Wow, the model has done an amazing job of separating the data! However, that is probably not what is desired. 
We can take two approaches to reducing overfitting:
- regularization 
- reduce the degree of the polynomial.

<a name='ReduceOverfitting'></a>
## Reducing Overfitting using regularization
The next labs will cover regularization in more detail, so we will just explore this briefly.
Lets fit the model again, but this time include regularization. 

In [None]:
# create and fit the model using our mapped_X feature set.
lr = LogisticRegression(max_iter=1000, C=1)
lr.fit(mapped_X,y_train)

# print an evaluation of the fit, 1 is best.
print("fitting score:",lr.score(mapped_X, y_train))

In [None]:
plot_decision_boundary([-1,1],[-1,1], y_train,lr.predict)
plot_data(X_train,y_train)
plt.title("Example of overfitting, degree 6, with regularization, C=1")
plt.show()

The decision boundary is much more reasonable with some regularizationg.
Change the value of `C` above to try more or less regularization. C must be strictly positive. Values less than 1 maximumize regularization while large values minimize regularization.

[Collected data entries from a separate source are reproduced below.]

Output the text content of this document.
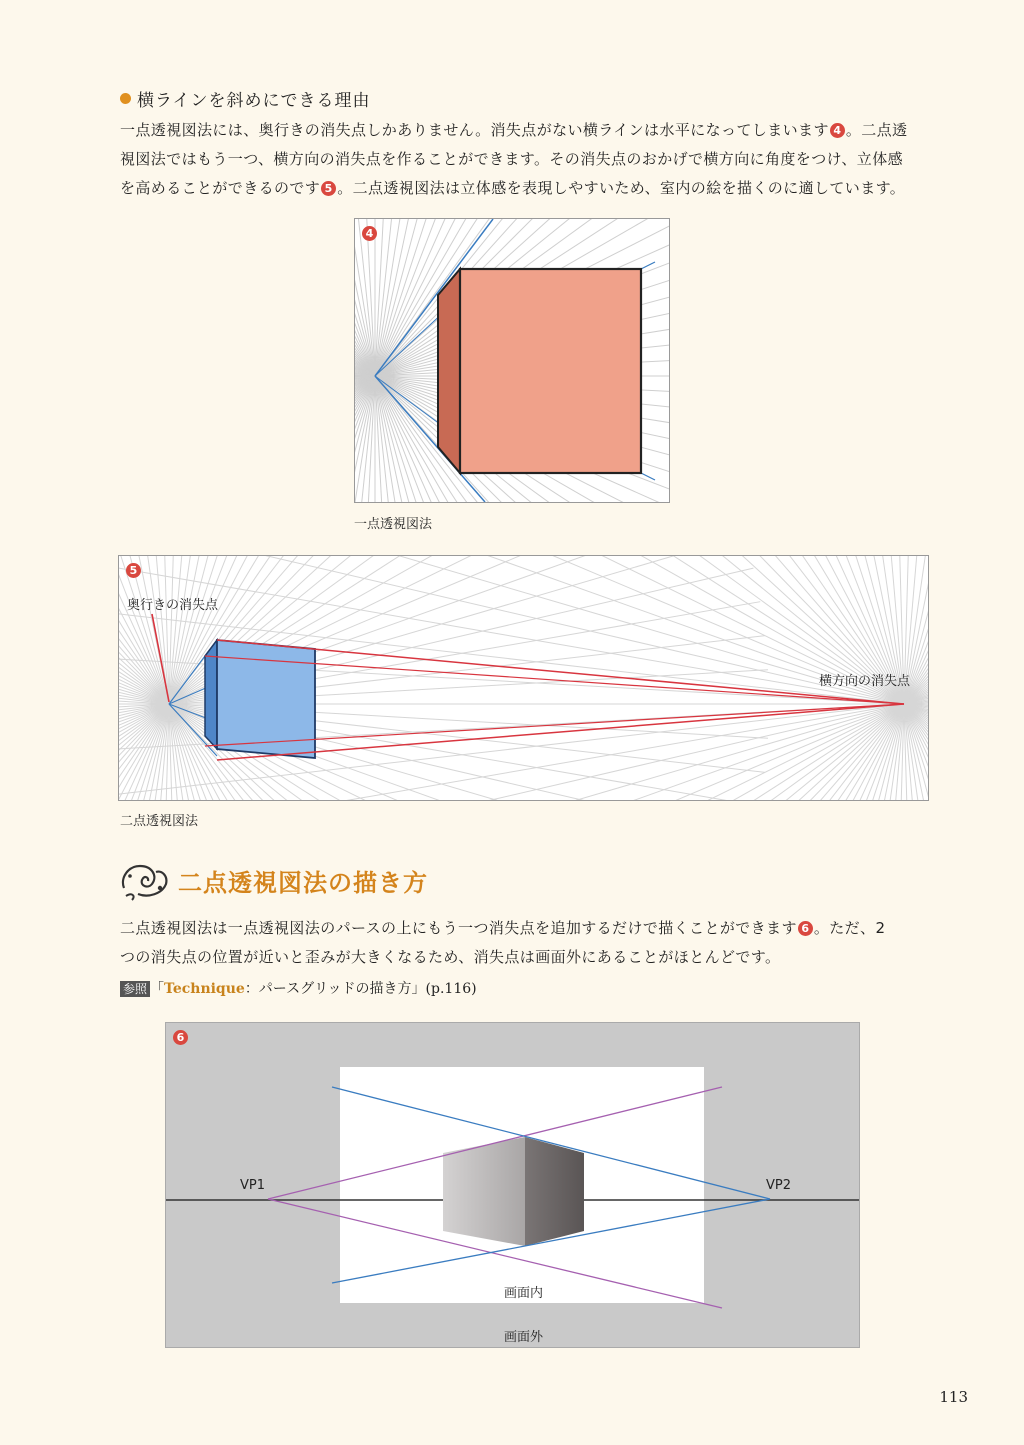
横ラインを斜めにできる理由
一点透視図法には、奥行きの消失点しかありません。消失点がない横ラインは水平になってしまいます 4 。二点透
視図法ではもう一つ、横方向の消失点を作ることができます。その消失点のおかげで横方向に角度をつけ、立体感
を高めることができるのです 5 。二点透視図法は立体感を表現しやすいため、室内の絵を描くのに適しています。
4
一点透視図法
5
奥行きの消失点
横方向の消失点
二点透視図法
二点透視図法の描き方
二点透視図法は一点透視図法のパースの上にもう一つ消失点を追加するだけで描くことができます 6 。ただ、2
つの消失点の位置が近いと歪みが大きくなるため、消失点は画面外にあることがほとんどです。
参照 「Technique：パースグリッドの描き方」(p.116)
6
VP1	VP2
画面内
画面外
113
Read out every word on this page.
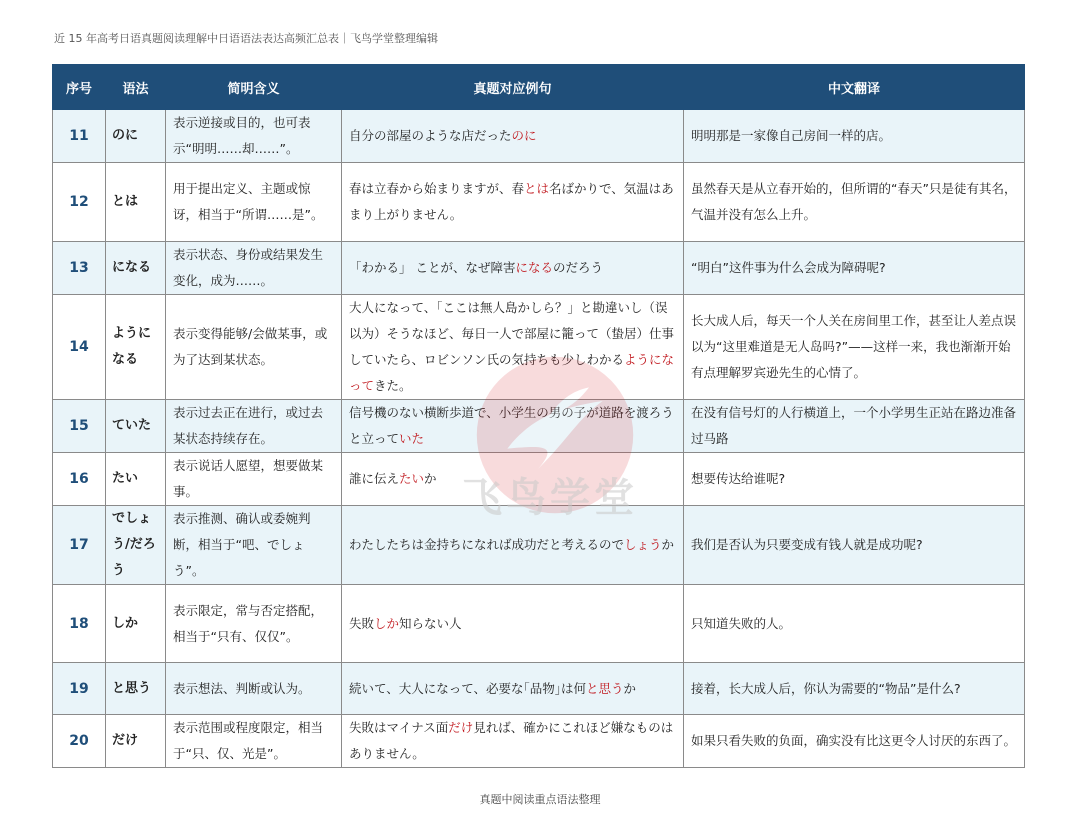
近 15 年高考日语真题阅读理解中日语语法表达高频汇总表｜飞鸟学堂整理编辑
序号	语法	简明含义	真题对应例句	中文翻译
11	のに	表示逆接或目的，也可表示“明明……却……”。	自分の部屋のような店だったのに	明明那是一家像自己房间一样的店。
12	とは	用于提出定义、主题或惊讶，相当于“所谓……是”。	春は立春から始まりますが、春とは名ばかりで、気温はあまり上がりません。	虽然春天是从立春开始的，但所谓的“春天”只是徒有其名，气温并没有怎么上升。
13	になる	表示状态、身份或结果发生变化，成为……。	「わかる」 ことが、なぜ障害になるのだろう	“明白”这件事为什么会成为障碍呢?
14	ようになる	表示变得能够/会做某事，或为了达到某状态。	大人になって、「ここは無人島かしら？」と勘違いし（误以为）そうなほど、毎日一人で部屋に籠って（蛰居）仕事していたら、ロビンソン氏の気持ちも少しわかるようになってきた。	长大成人后，每天一个人关在房间里工作，甚至让人差点误以为“这里难道是无人岛吗?”——这样一来，我也渐渐开始有点理解罗宾逊先生的心情了。
15	ていた	表示过去正在进行，或过去某状态持续存在。	信号機のない横断歩道で、小学生の男の子が道路を渡ろうと立っていた	在没有信号灯的人行横道上，一个小学男生正站在路边准备过马路
16	たい	表示说话人愿望，想要做某事。	誰に伝えたいか	想要传达给谁呢?
17	でしょう/だろう	表示推测、确认或委婉判断，相当于“吧、でしょう”。	わたしたちは金持ちになれば成功だと考えるのでしょうか	我们是否认为只要变成有钱人就是成功呢?
18	しか	表示限定，常与否定搭配，相当于“只有、仅仅”。	失敗しか知らない人	只知道失败的人。
19	と思う	表示想法、判断或认为。	続いて、大人になって、必要な｢品物｣は何と思うか	接着，长大成人后，你认为需要的“物品”是什么?
20	だけ	表示范围或程度限定，相当于“只、仅、光是”。	失敗はマイナス面だけ見れば、確かにこれほど嫌なものはありません。	如果只看失败的负面，确实没有比这更令人讨厌的东西了。
飞鸟学堂
真题中阅读重点语法整理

##### Reduce the degree of the polynomial
A degree 6 polynomial may be more than is required! We can reduce the values to limit the model.
To do this, we will need to regenerate our mapped data and refit the model.

In [None]:
print("Original shape of data:", X_train.shape)
degree = 2
mapped_X =  map_feature(X_train[:, 0], X_train[:, 1],degree)

print("Shape after feature mapping:", mapped_X.shape)

In [None]:
# create and fit the model using our mapped_X feature set.
lr = LogisticRegression(penalty='none', max_iter=1000, C=1)
lr.fit(mapped_X,y_train)

# print an evaluation of the fit, 1 is best.
print("fit score:", lr.score(mapped_X, y_train))

In [None]:
plot_decision_boundary([-1,1],[-1,1], y_train,lr.predict)
plot_data(X_train,y_train)
plt.title("Example of overfitting, degree 2, with no regularization")
plt.show()

Not bad! Of course, in this case, we knew ahead of time the data was quadratic and that a degree two polynomial would be a good choice. Try varying `degree` above to see the impact of polynomial degree on overfitting.